SIMBAD references

The surface-density profiles (SDPs) of dense filaments, in particular those traced by dust emission, appear to be well fit with Plummer profiles, i.e. Σ(b) = Σ_B + Σ_O{1 + [b/w_O]²}^[1–p]/2. Here, Σ_B is the background surface density; Σ_B + Σ_O is the surface density on the filament spine; b is the impact parameter of the line-of-sight relative to the filament spine; w_O is the Plummer scale-length (which for fixed p is exactly proportional to the full width at half-maximum, w_O= FWHM/2{2^2/[p–1]-1} ^1/2); and p is the Plummer exponent (which reflects the slope of the SDP away from the spine).
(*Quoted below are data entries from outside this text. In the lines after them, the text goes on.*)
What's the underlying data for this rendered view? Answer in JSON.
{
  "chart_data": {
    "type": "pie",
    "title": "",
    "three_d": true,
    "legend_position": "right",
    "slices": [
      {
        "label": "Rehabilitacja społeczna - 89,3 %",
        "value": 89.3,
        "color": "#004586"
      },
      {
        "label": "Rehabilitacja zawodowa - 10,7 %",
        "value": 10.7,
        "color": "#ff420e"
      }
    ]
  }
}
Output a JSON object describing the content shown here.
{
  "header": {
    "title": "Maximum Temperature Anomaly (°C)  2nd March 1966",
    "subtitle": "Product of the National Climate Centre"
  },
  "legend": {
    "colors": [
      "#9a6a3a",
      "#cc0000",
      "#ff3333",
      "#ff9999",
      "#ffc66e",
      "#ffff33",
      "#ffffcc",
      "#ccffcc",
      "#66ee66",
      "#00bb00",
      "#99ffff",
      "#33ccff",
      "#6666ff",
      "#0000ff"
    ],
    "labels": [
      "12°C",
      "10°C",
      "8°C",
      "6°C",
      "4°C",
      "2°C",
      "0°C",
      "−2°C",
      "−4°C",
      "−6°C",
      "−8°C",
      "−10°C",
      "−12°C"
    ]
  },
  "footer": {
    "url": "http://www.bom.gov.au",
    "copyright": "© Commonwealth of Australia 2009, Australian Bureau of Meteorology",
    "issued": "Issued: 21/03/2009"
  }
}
In order to improve signal to noise, it is standard practice to average the observed surface densities along a section of the filament, or even along its whole length, before fitting the profile. We show that, if filaments do indeed have intrinsic Plummer profiles with exponent p_INTRINSIC, but there is a range of w_O values along the length of the filament (and secondarily a range of Σ_B values), the value of the Plummer exponent, p_FIT, estimated by fitting the averaged profile, may be significantly less than p_INTRINSIC. The decrease, Δp = p_INTRINSIC - p_FIT, increases monotonically (i) with increasing p_INTRINSIC; (ii) with increasing range of w_O values; and (iii) if (but only if) there is a finite range of w_O values, with increasing range of Σ_B values. For typical filament parameters, the decrease is insignificant if p_INTRINSIC = 2 (0.05 <= Δp <= 0.10), but for p_INTRINSIC = 3, it is larger (0.18 <= Δp <= 0.50), and for p_INTRINSIC = 4, it is substantial (0.50 <= Δp <= 1.15). On its own, this effect is probably insufficient to support a value of p_INTRINSIC much greater than p_FIT ≃ 2, but it could be important in combination with other effects.